Quicktake: What Google Buzz Means
Google launches status update features
Google launches Buzz, which is similar to Friendfeed, which is now part of Facebook. Content will be aggregated, and then prioritized based upon the people you already email with, Harry McCracken and I call this a social graph based on history, “Historical social graph” or HSG. Secondly, this Google Buzz feature will rate and rank content based on activity and interaction within your social group. Users can choose to publish the Buzz in public, which will display on the Google Profile page. They also announced the ability to input this data from mobile devices and showed a voice to text scenario. They will make more announcements.
Enough about news, I’m sure you’ll find more on Techmeme, here are my insights.
Analysis: Impacts To Industry
- At the high level, this is a strong move for Google, they continue to aggregate other people’s social content, and become the intermediatry. This helps them to suck in Twitter, Flickr, and any-other-data type as the APIs open up, giving them more to ‘organize’. This is Google acting on it’s mission to the world.

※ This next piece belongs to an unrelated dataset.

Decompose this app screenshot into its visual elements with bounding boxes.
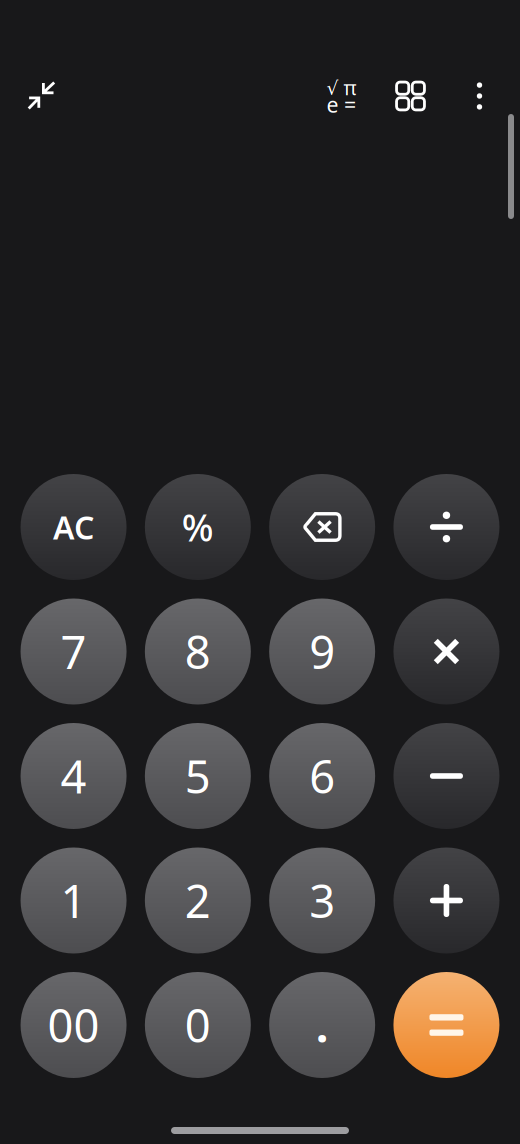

- For consumers, the risk of privacy will continue to be at top of mind. Although the features allow for sharing only with friends or in public. expect more consumer groups to express concern. Overtime, this will become moot as the next generation of consumers continues to share in public.
- For consumers, this could potentially have more adoption than Twitter as Gmail has a large footprint Google told me it’s tens of millions (active monthly unique). Of course, most Gmail users likely aren’t Twitter users, but there could be a large platform to draw from.
- For small busineses and retailers, this will impact their search engine results pages, as a single top ‘buzzer’ could cause their content to be very relevant, if that person was relevant, then their influential content could show at top of SERP pages. Expect Google to continue to offer advertising options now around buzz content –fueling their revenues.
- To Facebook, this is a direct threat, these features emulate Friendfeed and the recently designed Facebook newsfeed. Expect Google to incorporporate Facebook connect, commoditizing Facebook data as it gets sucked into Google and displayed on Google SERP.
- This is good for Twitter in the short term, as it’ll amplify tweets, and suck them into a new system and give additional reach. Yet over time, status features will become a commodity, and Twitter as a destination will fade into the background.
Back in July 2009, I took a bold statement to say that Email and Social Networks are the same, I distinctly recall a lot of people disagreeing with this notion, but I think it became true today. Posted from the Googleplex at the live briefing, I also spoke to NYT.